The Bill rightly talks about what can be done in the construction sector. The way to help the construction sector is not just to tweak the operational hours, although that is important, but also to deliver on some of the promises the Government have made. Again, I think this view can be shared across the House; I do not often quote the Conservative manifesto approvingly—[Interruption.]—or at least not enough, but it promised £9.2 billion for energy efficiency in public and private buildings. Conservative Members all stood on that manifesto and I am sure that they support it.
We know how behind the Government are on building retrofits. The Committee on Climate Change recently said that there has been “negligible progress since 2015” and that the challenge of retrofit and renovation has gone “largely unaddressed.” We know that investing in retrofit is the ultimate win-win. This is the ideal opportunity—it would help the construction sector, not just in relation to operational hours, and could create tens of thousands of jobs—but today there are reports that it is being blocked by none other than Dominic Cummings. Apparently, he is uninterested and thinks it is “boring old housing insulation”. The Secretary of State and I have a good relationship, and I am happy to give way to him so that he can say that the £9 billion is going to happen. We need the £9 billion, so I am happy to give way. He has overruled Dominic Cummings on Sunday trading; now is the time to overrule him on this.
Let us also bring forward the £12 billion of social housing spending that has been promised. All these things are important, and they are also part of job creation. I think the idea that we need a green recovery is shared throughout the House, as least at the level of principle. Some people—assiduous readers—will have read over the weekend the Chancellor of the Duchy of Lancaster’s rather long speech, which mentioned Franklin Roosevelt 17 times. [Interruption.] I see Members nodding. Let me tell the House about Roosevelt: he put 3 million people back to work in the Civilian Conservation Corps. We need that kind of ambition on retrofit; on manufacturing low-carbon engines; on adapting our towns and cities to walking and cycling; on creating green spaces; and on reforesting and rewilding. We need what I call a zero-carbon army as part of a youth jobs fund.
We should see all these things as part of the green new deal because—this is the point—we face an unemployment emergency in this country. We should be under no illusions: a million young people are forecast to be out of work this year. We need a scale of action that matches that. That is my point. The Government measures we have supported over the past few months have recognised the power of active government in a crisis like this. My appeal to the Government is not to shrink from that now, because we are just at the beginning.

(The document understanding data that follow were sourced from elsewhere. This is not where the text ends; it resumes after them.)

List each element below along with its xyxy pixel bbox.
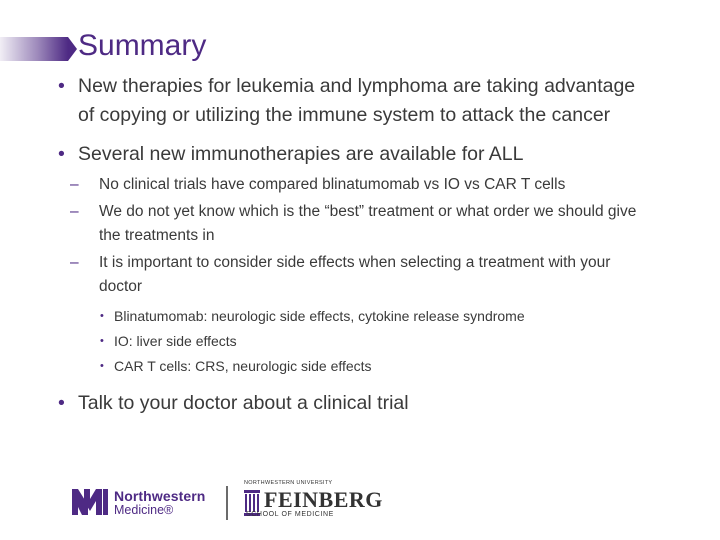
sub-bullet-text: No clinical trials have compared blinatumomab vs IO vs CAR T cells (99, 176, 566, 193)
slide-title: Summary (78, 29, 207, 62)
bullet-new-therapies (56, 72, 656, 130)
side-effect-io (56, 329, 656, 354)
dash-marker: – (70, 253, 79, 271)
bullet-marker: • (100, 359, 104, 372)
sub-bullet-list (56, 173, 656, 300)
bullet-marker: • (100, 334, 104, 347)
dash-marker: – (70, 176, 79, 193)
side-effect-text: Blinatumomab: neurologic side effects, cytokine release syndrome (114, 307, 525, 324)
fb-name: FEINBERG (264, 487, 383, 512)
bullet-clinical-trial (56, 389, 656, 418)
sub-bullet-text: It is important to consider side effects when selecting a treatment with your doctor (99, 253, 611, 295)
bullet-text: Talk to your doctor about a clinical trial (78, 391, 409, 414)
nm-name: Northwestern (114, 488, 206, 504)
bullet-marker: • (100, 309, 104, 322)
slide-content (56, 72, 656, 428)
side-effect-car-t (56, 354, 656, 379)
bullet-text: New therapies for leukemia and lymphoma are taking advantage of copying or utilizing the immune system to attack the cancer (78, 75, 636, 126)
dash-marker: – (70, 202, 79, 220)
side-effect-blinatumomab (56, 304, 656, 329)
bullet-immunotherapies (56, 140, 656, 169)
bullet-text: Several new immunotherapies are available for ALL (78, 143, 524, 165)
logo-divider (226, 486, 228, 520)
side-effects-list (56, 304, 656, 379)
northwestern-medicine-logo-icon (72, 489, 108, 515)
sub-bullet-best-treatment (56, 200, 656, 249)
sub-bullet-text: We do not yet know which is the “best” treatment or what order we should give the treatments in (99, 202, 637, 244)
fb-university: NORTHWESTERN UNIVERSITY (244, 480, 333, 486)
bullet-marker: • (58, 75, 65, 97)
bullet-marker: • (58, 391, 65, 414)
bullet-marker: • (58, 143, 65, 165)
fb-school: SCHOOL OF MEDICINE (246, 511, 334, 518)
side-effect-text: IO: liver side effects (114, 332, 237, 349)
sub-bullet-no-trials (56, 173, 656, 198)
nm-sub: Medicine® (114, 503, 174, 517)
footer-logos (72, 480, 383, 524)
title-accent-bar (0, 37, 68, 61)
sub-bullet-side-effects (56, 251, 656, 300)
side-effect-text: CAR T cells: CRS, neurologic side effects (114, 357, 372, 374)
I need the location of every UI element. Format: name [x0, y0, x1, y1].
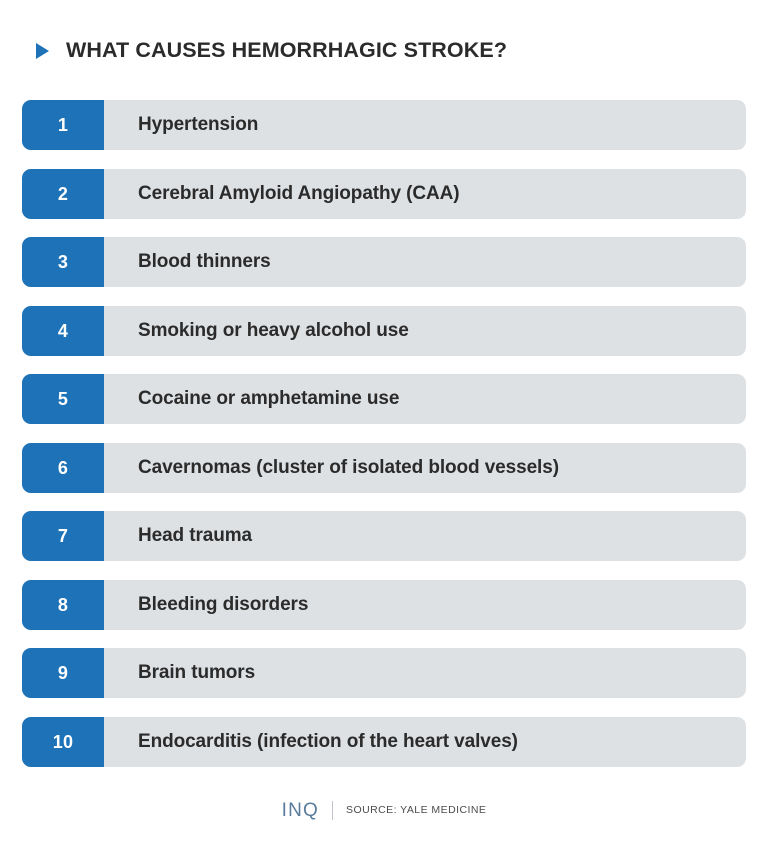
list-item: [22, 511, 746, 561]
list-item-bar: [22, 237, 746, 287]
list-item: [22, 237, 746, 287]
list-item-label: Blood thinners: [138, 251, 271, 272]
causes-list: [22, 100, 746, 785]
list-item-bar: [22, 580, 746, 630]
page-title: WHAT CAUSES HEMORRHAGIC STROKE?: [66, 38, 508, 63]
list-item-number-badge: [22, 580, 104, 630]
list-item-label: Endocarditis (infection of the heart valves): [138, 730, 518, 752]
list-item-number-badge: [22, 511, 104, 561]
list-item-number: 1: [57, 115, 69, 135]
list-item-number: 4: [57, 320, 69, 341]
list-item-number-badge: [22, 306, 104, 356]
list-item-label: Cavernomas (cluster of isolated blood vessels): [138, 456, 559, 478]
list-item-label: Bleeding disorders: [138, 593, 309, 615]
list-item-number: 6: [57, 457, 69, 478]
list-item-number: 5: [57, 389, 69, 409]
list-item-number: 7: [57, 526, 69, 546]
list-item: [22, 374, 746, 424]
list-item-label: Cerebral Amyloid Angiopathy (CAA): [138, 182, 460, 204]
list-item-label: Brain tumors: [138, 662, 256, 683]
list-item-label: Smoking or heavy alcohol use: [138, 319, 409, 341]
list-item-number-badge: [22, 717, 104, 767]
list-item-number-badge: [22, 237, 104, 287]
inq-logo: INQ: [281, 800, 320, 821]
list-item-label: Head trauma: [138, 525, 252, 546]
list-item-number: 3: [57, 252, 69, 272]
list-item: [22, 169, 746, 219]
list-item-bar: [22, 648, 746, 698]
triangle-right-icon: [36, 43, 49, 59]
list-item: [22, 717, 746, 767]
list-item-number: 2: [57, 183, 69, 204]
list-item-number-badge: [22, 169, 104, 219]
list-item: [22, 100, 746, 150]
list-item: [22, 443, 746, 493]
list-item-bar: [22, 100, 746, 150]
list-item-number: 9: [57, 663, 69, 683]
list-item-label: Hypertension: [138, 114, 259, 135]
list-item-number: 10: [52, 731, 74, 752]
list-item-number: 8: [57, 594, 69, 615]
source-attribution: SOURCE: YALE MEDICINE: [346, 804, 487, 817]
page-footer: [0, 801, 768, 820]
list-item-number-badge: [22, 374, 104, 424]
list-item-number-badge: [22, 100, 104, 150]
list-item-bar: [22, 511, 746, 561]
list-item-label: Cocaine or amphetamine use: [138, 388, 400, 409]
list-item: [22, 648, 746, 698]
list-item: [22, 306, 746, 356]
footer-divider: [332, 801, 333, 820]
page-header: [0, 0, 768, 68]
list-item: [22, 580, 746, 630]
list-item-number-badge: [22, 648, 104, 698]
list-item-number-badge: [22, 443, 104, 493]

To conclude, we welcome the Bill as a step to help the hospitality and construction industry to reopen, but it is not nearly enough. The Government have shown that they are willing to take action, but we face the deepest and sharpest recession, possibly for hundreds of years, and Government power has to be continued to be used. The decisions taken by the Government in the coming weeks will determine how many jobs are lost and how many businesses survive. The commitment to do whatever it takes cannot be a hollow promise. We are calling for an extension to the furlough for specific sectors; an urgent job-creation programme with a green recovery at its heart; and real action on infrastructure, not just words. I urge the Government not to step back when our economy, our businesses and our workers desperately need support.